Second, see the type of individual this woman was. We see that the woman came to draw water at about the sixth hour (John 4:6), which corresponds to noon, when the sun was hot. Usually, they would draw water either in the cool of the morning or evening so why did this woman go when no one was there? That indicates that the woman may have been an outcast and the reason could be seen in what she told Yeshua in John 4:16-17. It is a great section as Jesus tries to bring this woman to confess so that He could bless her and save her. Look at how He does it. Jesus said to her, “Go, call your husband, and come here.” The woman answered and said, “I have no husband.” Jesus said to her, “You have well said, ‘I have no husband,’ for you have had five husbands, and the one whom you now have is not your husband; in that you spoke truly.”

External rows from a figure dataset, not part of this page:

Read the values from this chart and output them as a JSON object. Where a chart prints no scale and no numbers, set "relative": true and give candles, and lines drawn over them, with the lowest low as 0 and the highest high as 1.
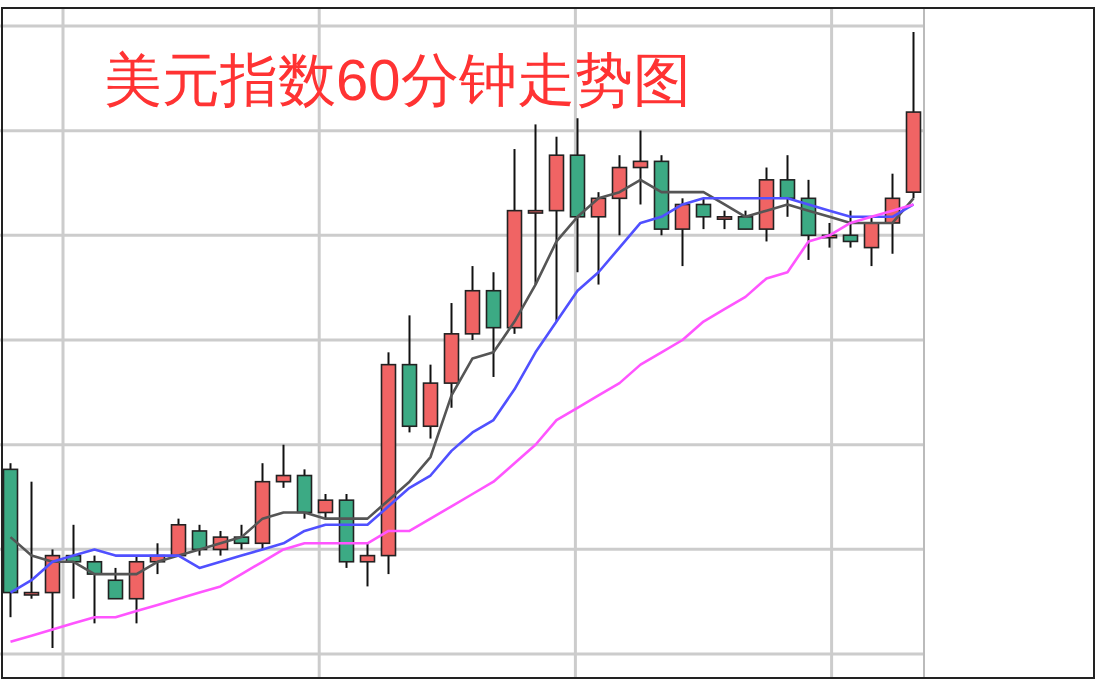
{
  "chart_data": {
    "type": "candlestick",
    "title": "美元指数60分钟走势图",
    "relative": true,
    "grid": true,
    "categories": [
      null,
      null,
      null,
      null,
      null,
      null,
      null,
      null,
      null,
      null,
      null,
      null,
      null,
      null,
      null,
      null,
      null,
      null,
      null,
      null,
      null,
      null,
      null,
      null,
      null,
      null,
      null,
      null,
      null,
      null,
      null,
      null,
      null,
      null,
      null,
      null,
      null,
      null,
      null,
      null,
      null,
      null,
      null,
      null
    ],
    "ohlc": [
      [
        0.29,
        0.3,
        0.05,
        0.09
      ],
      [
        0.09,
        0.27,
        0.08,
        0.09
      ],
      [
        0.09,
        0.16,
        0,
        0.15
      ],
      [
        0.15,
        0.2,
        0.08,
        0.14
      ],
      [
        0.14,
        0.15,
        0.04,
        0.12
      ],
      [
        0.11,
        0.13,
        0.08,
        0.08
      ],
      [
        0.08,
        0.15,
        0.04,
        0.14
      ],
      [
        0.14,
        0.17,
        0.12,
        0.15
      ],
      [
        0.15,
        0.21,
        0.15,
        0.2
      ],
      [
        0.19,
        0.2,
        0.15,
        0.16
      ],
      [
        0.16,
        0.19,
        0.15,
        0.18
      ],
      [
        0.18,
        0.2,
        0.16,
        0.17
      ],
      [
        0.17,
        0.3,
        0.16,
        0.27
      ],
      [
        0.27,
        0.33,
        0.26,
        0.28
      ],
      [
        0.28,
        0.29,
        0.21,
        0.22
      ],
      [
        0.22,
        0.25,
        0.21,
        0.24
      ],
      [
        0.24,
        0.25,
        0.13,
        0.14
      ],
      [
        0.14,
        0.17,
        0.1,
        0.15
      ],
      [
        0.15,
        0.48,
        0.12,
        0.46
      ],
      [
        0.46,
        0.54,
        0.35,
        0.36
      ],
      [
        0.36,
        0.46,
        0.34,
        0.43
      ],
      [
        0.43,
        0.56,
        0.39,
        0.51
      ],
      [
        0.51,
        0.62,
        0.5,
        0.58
      ],
      [
        0.58,
        0.61,
        0.44,
        0.52
      ],
      [
        0.52,
        0.81,
        0.51,
        0.71
      ],
      [
        0.71,
        0.85,
        0.59,
        0.71
      ],
      [
        0.71,
        0.83,
        0.53,
        0.8
      ],
      [
        0.8,
        0.86,
        0.61,
        0.7
      ],
      [
        0.7,
        0.74,
        0.59,
        0.73
      ],
      [
        0.73,
        0.8,
        0.67,
        0.78
      ],
      [
        0.78,
        0.84,
        0.72,
        0.79
      ],
      [
        0.79,
        0.8,
        0.67,
        0.68
      ],
      [
        0.68,
        0.73,
        0.62,
        0.72
      ],
      [
        0.72,
        0.73,
        0.68,
        0.7
      ],
      [
        0.7,
        0.71,
        0.68,
        0.7
      ],
      [
        0.7,
        0.71,
        0.68,
        0.68
      ],
      [
        0.68,
        0.78,
        0.66,
        0.76
      ],
      [
        0.76,
        0.8,
        0.7,
        0.73
      ],
      [
        0.73,
        0.76,
        0.63,
        0.67
      ],
      [
        0.67,
        0.69,
        0.65,
        0.67
      ],
      [
        0.67,
        0.71,
        0.65,
        0.66
      ],
      [
        0.65,
        0.7,
        0.62,
        0.69
      ],
      [
        0.69,
        0.77,
        0.64,
        0.73
      ],
      [
        0.74,
        1,
        0.73,
        0.87
      ]
    ],
    "series": [
      {
        "type": "line",
        "color": "#555555",
        "values": [
          0.18,
          0.15,
          0.14,
          0.14,
          0.12,
          0.12,
          0.12,
          0.14,
          0.15,
          0.16,
          0.17,
          0.18,
          0.21,
          0.22,
          0.22,
          0.21,
          0.21,
          0.21,
          0.24,
          0.27,
          0.31,
          0.41,
          0.47,
          0.48,
          0.53,
          0.59,
          0.66,
          0.7,
          0.73,
          0.74,
          0.76,
          0.74,
          0.74,
          0.74,
          0.72,
          0.7,
          0.71,
          0.72,
          0.71,
          0.7,
          0.69,
          0.69,
          0.69,
          0.73
        ]
      },
      {
        "type": "line",
        "color": "#5050ff",
        "values": [
          0.09,
          0.11,
          0.14,
          0.15,
          0.16,
          0.15,
          0.15,
          0.15,
          0.15,
          0.13,
          0.14,
          0.15,
          0.16,
          0.17,
          0.19,
          0.2,
          0.2,
          0.2,
          0.23,
          0.26,
          0.28,
          0.32,
          0.35,
          0.37,
          0.42,
          0.48,
          0.53,
          0.58,
          0.61,
          0.65,
          0.69,
          0.7,
          0.72,
          0.73,
          0.73,
          0.73,
          0.73,
          0.73,
          0.72,
          0.71,
          0.7,
          0.7,
          0.7,
          0.72
        ]
      },
      {
        "type": "line",
        "color": "#ff55ff",
        "values": [
          0.01,
          0.02,
          0.03,
          0.04,
          0.05,
          0.05,
          0.06,
          0.07,
          0.08,
          0.09,
          0.1,
          0.12,
          0.14,
          0.16,
          0.17,
          0.17,
          0.17,
          0.17,
          0.19,
          0.19,
          0.21,
          0.23,
          0.25,
          0.27,
          0.3,
          0.33,
          0.37,
          0.39,
          0.41,
          0.43,
          0.46,
          0.48,
          0.5,
          0.53,
          0.55,
          0.57,
          0.6,
          0.61,
          0.66,
          0.67,
          0.69,
          0.7,
          0.71,
          0.72
        ]
      }
    ]
  }
}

First, imagine, she had 5 husbands and was living in sin with another who was not her husband. Would you speak to a woman like that? Jesus did! He did because He knew her wounded heart. Jesus knew very well that she did not have a current husband, so perhaps He wanted an acknowledgment, an admission, or a confession so He could show her grace and heal her spiritually. She did not hide her faults from God. She confessed and was saved.

This episode teaches us a lot and bids us to arm ourselves with prayer before a judgment is brought against someone.